Çocuk Psikiyatri uzmanı olan bir dostum, “çocuk annesini dizi izlerken görerek büyüyor. Yemek yesin diye TV karışına oturtuluyor. Evde dedikodu, kavga ve televizyonlardan başka bir şey kalmadı artık. Sonunda bu çocuklar uyumsuz, şımarık ve dengesiz olunca anne baba çaresiz diyorlar ki, “bizim ki çok zeki ama kafası başka şeylere çalışıyor”. Ben yıllardır kendini bu şekilde kandıran ailelerle karılaşıyorum. Sonra okulda, sokakta arkadaşlarıyla doğru düzgün meramını dile getiremeyen kendini ifade edemeyen gençler oluyorlar” dedi.
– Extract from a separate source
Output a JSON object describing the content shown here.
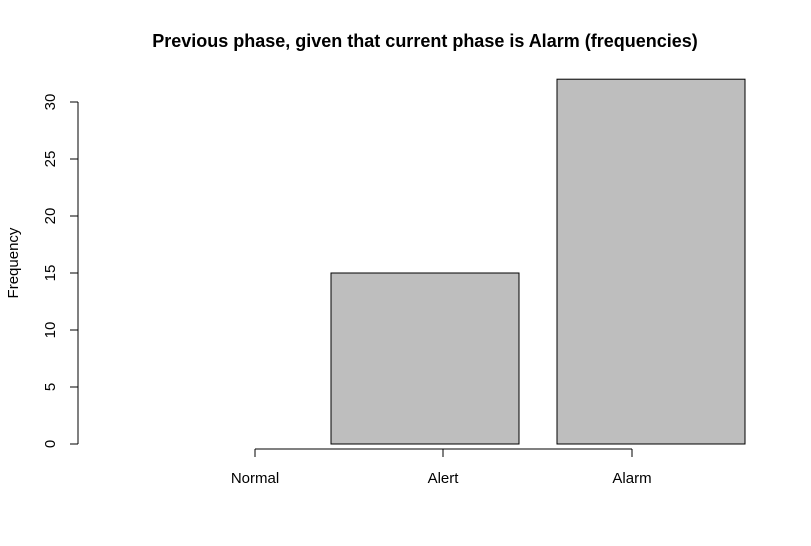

Bebekler ses çıkarttığında kendisiyle ilgilenmenizi istiyor demektir. Siz bebeğinizin çıkardığı sesleri ve huysuzluk gibi görünen hareketlerini yanlış anlayıp nasıl olsa susup izliyor diye TV karşısına koyarsanız, eline telefon tablet verirseniz evladınıza en büyük kötülüğü yapmış olursunuz. Çocuklar gözünü dikip televizyon izlediğinde bilin ki o anda beyni işgal ediliyor. Çocukların beyinlerinin işgal edilmesine izin vermeyin. Anne olmak fedâkar olmak demektir. Evladının hatırına hayatından bile vazgeçebilen anneler dizi izlemekten vazgeçemiyor. Bu büyük belayı görmemiz gerekiyor. Dizisinden, programından fedakârlık yapmayan anne modeli bu çağın başımıza gelebilecek en büyük karanlığıdır. Şeytan hemen açıklamalar yapacaktır; “dizi izlemekten başka ne var ki elimizde” diyerek. Düşmeyin bu tuzağa. Anne fedakârdır. Evladının hatırına televizyonlarını çöpe atabilir. Çok bağımlı olduysak çöpe atamıyorsak (Allah kurtarsın) bari evlatlarımızı bu bağımlılıktan koruyalım. Kendi düştüğümüz bu hastalığa çocuklarımızı kaptırmayalım. Bebekleri televizyon olan odalara sokmayalım. Televizyonlar hayatın doğal bir parçası değildir. Çocuklar, kitap okunan, sohbet edilen, gülünen, beraber yemek yenilen, ibadet edilen evlerde büyümedikleri üstelik TV tarafından işgal edildikleri için sağlıksız oluyorlar.
ZARARLI TEVELEVİZYON PROGRAMI VESVESİ
Zararlı televizyon programı diye bir şey yoktur. Zararlı olan televizyonun kendisidir. Önünde sessizce durulup izlenen ve itaat edilen cam parçası zararın ta kendisidir. “Yararlı çocuk programı izliyoruz” diye kandırmayın kendinizi. Sonra doktor-doktor dalaşıp bu çocuk öğrenemiyor, söz dinlemiyor, anlamıyor diye ağlıyoruz. Evlatlarınıza yapmayın bunu.